Les tremblements de terre de la vallée du Rhône.
A la fin du mois dernier, une série de tremblements de terre s'est fait sentir dans la partie de la vallée du Rhône située entre Valence et Pierrelatte, et que borde une double chaîne de montagnes volcaniques, qui heureusement gardent le silence depuis plus de cinquante siècles.
Les secousses ont commencé le 14, à 8 heures 40 minutes du soir, et se sont fait sentir à Donzère et dans les communes environnantes. Le lendemain et les jours suivants, oscillations sans importance. Le 19, à 4 heures du matin, nouvelle secousse, assez violente cette fois pour causer beaucoup de dégâts et jeter l'épouvante parmi les populations. Si à Montélimart on en fut quitte pour une douzaine de cheminées abattues, il n'en fut pas de même à Châteauneuf-du-Rhône, jolie commune de 1300 habitants, située à 8 kilomètres plus au sud. Ici les dommages ont été vraiment sérieux. Presque toutes les maisons ont été lézardées, surtout l'église, assez compromise pour qu'on ait jugé prudent de cesser d'y célébrer le service divin.

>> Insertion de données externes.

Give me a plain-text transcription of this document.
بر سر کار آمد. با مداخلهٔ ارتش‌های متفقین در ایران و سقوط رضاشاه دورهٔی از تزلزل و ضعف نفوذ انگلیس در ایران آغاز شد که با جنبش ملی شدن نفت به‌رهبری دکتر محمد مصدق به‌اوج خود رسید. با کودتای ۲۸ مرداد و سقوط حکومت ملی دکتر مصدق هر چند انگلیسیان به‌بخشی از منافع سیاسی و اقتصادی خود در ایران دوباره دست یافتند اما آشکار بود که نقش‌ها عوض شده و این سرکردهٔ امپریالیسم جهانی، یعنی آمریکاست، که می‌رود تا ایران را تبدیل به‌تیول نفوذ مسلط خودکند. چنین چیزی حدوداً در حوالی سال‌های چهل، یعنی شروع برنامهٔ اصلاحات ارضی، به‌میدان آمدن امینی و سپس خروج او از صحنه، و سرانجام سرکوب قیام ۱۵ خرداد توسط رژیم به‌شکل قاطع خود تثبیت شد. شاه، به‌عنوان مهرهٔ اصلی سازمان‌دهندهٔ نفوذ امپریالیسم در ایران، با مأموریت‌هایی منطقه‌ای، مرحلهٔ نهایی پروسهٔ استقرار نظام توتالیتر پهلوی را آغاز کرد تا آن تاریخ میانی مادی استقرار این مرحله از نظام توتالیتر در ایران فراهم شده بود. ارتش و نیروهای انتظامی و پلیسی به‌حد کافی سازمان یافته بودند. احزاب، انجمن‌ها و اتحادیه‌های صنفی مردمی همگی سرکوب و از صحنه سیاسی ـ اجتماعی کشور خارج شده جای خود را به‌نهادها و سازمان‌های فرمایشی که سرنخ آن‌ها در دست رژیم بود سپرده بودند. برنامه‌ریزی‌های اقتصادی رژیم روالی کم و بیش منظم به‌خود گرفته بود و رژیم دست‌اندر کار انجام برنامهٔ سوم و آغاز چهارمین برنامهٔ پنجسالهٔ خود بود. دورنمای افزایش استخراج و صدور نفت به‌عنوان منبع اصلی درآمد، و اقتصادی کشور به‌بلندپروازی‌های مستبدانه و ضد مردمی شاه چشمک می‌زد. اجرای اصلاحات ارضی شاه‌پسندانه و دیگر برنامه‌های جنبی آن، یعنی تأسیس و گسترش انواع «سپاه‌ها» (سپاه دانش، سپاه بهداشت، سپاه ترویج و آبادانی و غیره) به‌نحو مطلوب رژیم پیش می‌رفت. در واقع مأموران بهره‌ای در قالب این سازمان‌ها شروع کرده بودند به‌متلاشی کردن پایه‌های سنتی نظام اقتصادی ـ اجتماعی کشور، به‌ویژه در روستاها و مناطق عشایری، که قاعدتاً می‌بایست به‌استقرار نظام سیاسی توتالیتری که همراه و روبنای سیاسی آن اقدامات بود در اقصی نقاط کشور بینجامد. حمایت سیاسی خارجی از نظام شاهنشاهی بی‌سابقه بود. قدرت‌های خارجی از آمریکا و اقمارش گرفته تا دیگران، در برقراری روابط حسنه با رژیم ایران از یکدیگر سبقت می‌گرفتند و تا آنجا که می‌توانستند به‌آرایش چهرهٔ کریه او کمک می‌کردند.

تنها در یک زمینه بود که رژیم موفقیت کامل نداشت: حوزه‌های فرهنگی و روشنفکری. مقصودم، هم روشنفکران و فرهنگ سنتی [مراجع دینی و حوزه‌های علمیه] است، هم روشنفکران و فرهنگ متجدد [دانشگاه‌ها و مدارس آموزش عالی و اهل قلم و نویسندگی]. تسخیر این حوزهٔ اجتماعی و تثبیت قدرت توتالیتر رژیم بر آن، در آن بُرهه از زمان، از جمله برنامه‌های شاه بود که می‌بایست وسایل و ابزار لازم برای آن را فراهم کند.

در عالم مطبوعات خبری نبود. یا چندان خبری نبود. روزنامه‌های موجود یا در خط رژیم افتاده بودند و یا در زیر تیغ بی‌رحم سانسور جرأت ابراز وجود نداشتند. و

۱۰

Notre premier dessin représente le triste aspect de la grande rue, après la secousse. Ou a dû étayer toutes les maisons, et c'est aux aires ou sous la tente que couchent les habitants. L'un d'eux, le menuisier Métral, n'a dû la vie qu'à un heureux hasard. Une commande pressée l'avait forcé de se mettre au travail un peu plus tôt que d'habitude. Il venait de se lever quand tout à coup les solives du plafond, brisées par la secousse, tombèrent sur son lit avec un pan de mur et l'écrasèrent. C'est le sujet de notre second dessin. La même nuit des blocs de pierre se sont détachés du haut de la montagne, au bas de laquelle court le chemin de fer, et ont roulé sur la voie, qui d'ailleurs a été bientôt débarrassée.
L'effet de la secousse n'a pas été sans importance non plus à Viviers, situé en face de Châteauneuf, de l'autre côté du Rhône. La voûte du chœur de la cathédrale s'est lézardée sur une longueur de 2 à 3 mètres; la charpente de la toiture donne des inquiétudes, et un des clochetons a été renversé. Ajoutons que les deux petits pavillons du pont suspendu sur le Rhône, qui servent de logement aux receveurs, ont été fortement ébranlés. Les dernières secousses ont eu lieu le 23 juillet, entre 2 et 3 heures du matin. Notons que le phénomène a été tout à fait local et s'est produit dans un rayon d'une dizaine de kilomètres.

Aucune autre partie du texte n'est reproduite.